EKBIS.CO, JAKARTA -- Direktur Strategis dan Portofolio Pembiayaan Ditjen Pengelolaan Pembiayaan dan Risiko Kementerian Keuangan Scenaider Siahaan mengingatkan soal kehati-hatian penarikan Utang Luar Negeri (ULN) oleh swasta. Ia menilai ULN swasta riskan sebab berpeluang membuat depresiasi rupiah.
"Kalau utangnya produktif, untuk belanja modal, itu harapan kita bisa dari dalam negeri, tidak perlu pinjam," kata dia.
Ia menilai pemasukan aset dari luar negeri dengan utang tidak menjamin kualitas barang tersebut baik. Di sejumlah kasus, barang-barang tersebut rentan rusak. Utang luar negeri juga diarahkan agar tidak banyak dialokasikan untuk barang-barang konsumsi.

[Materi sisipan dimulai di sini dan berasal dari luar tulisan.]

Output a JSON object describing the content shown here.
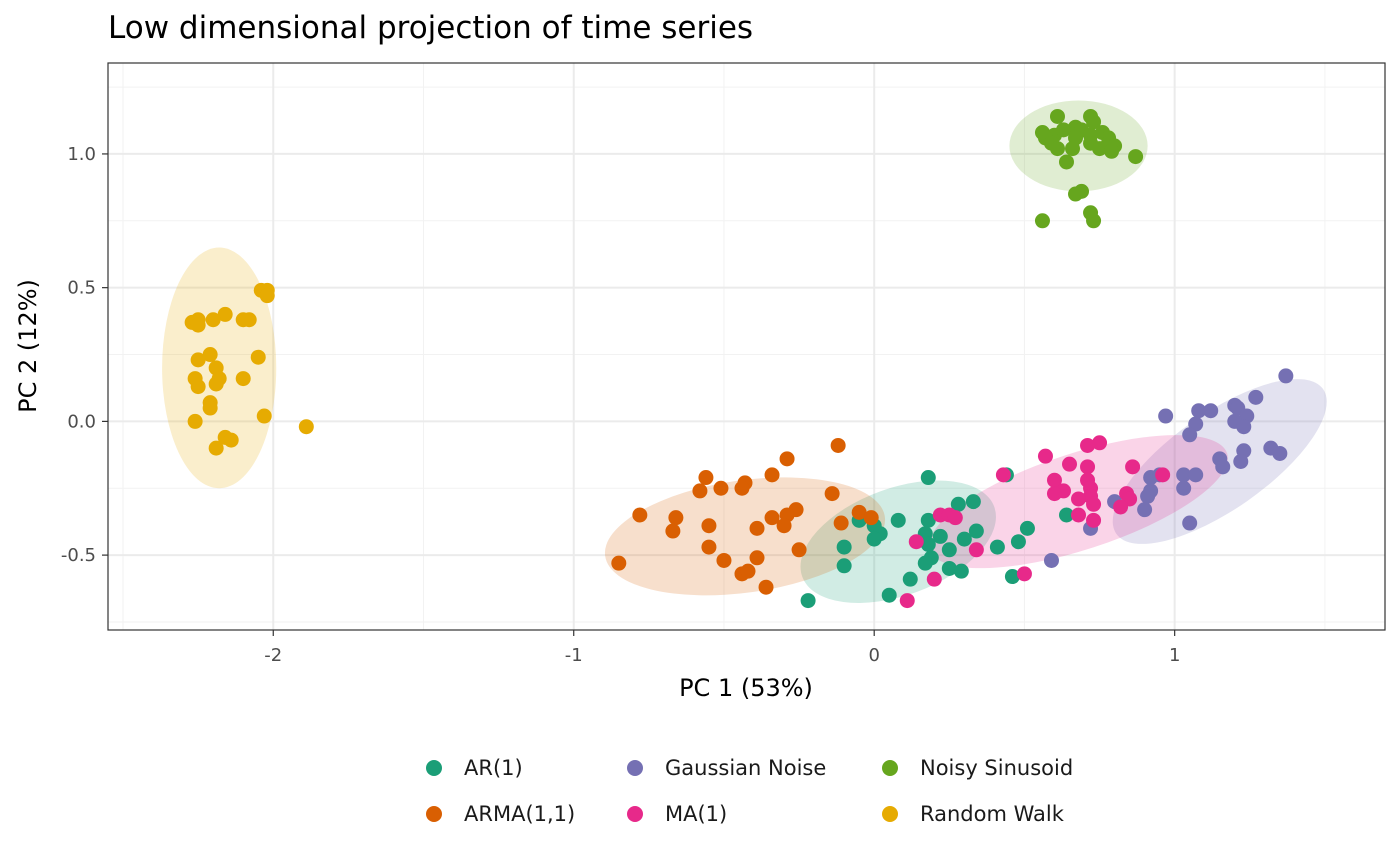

Secara keseluruhan, menurutnya, perlambatan ULN di sektor swasta bagus karena berarti mengurangi impor. Tapi pemantauan harus dilakukan BI agar tidak sampai menimbulkan perlambatan ekonomi. Apalagi pemerintah pun menggulirkan sejumlah paket kebijakan agar usaha multisektor siap menghadapi perlambatan ekonomi global.
Di sisi lain, pemerintah masih akan menambah ULN di 2016 untuk meningkatkan cadangan devisa yang masih defisit. "Pemerintah akan mengatur porsi utang valas maksimal 30 persen di 2016," katanya.
Untuk paruh pertama 2016, porsi penerbitan utang akan mencapai 70 persen. Namun porsi tersebut tergantung posisi Saldo Anggaran Lebih (SAL) pada akhir 2015. Jika nominal SAL besar, penarikan utang di awal tahun atau front loading akan dilakukan tak terlalu besar.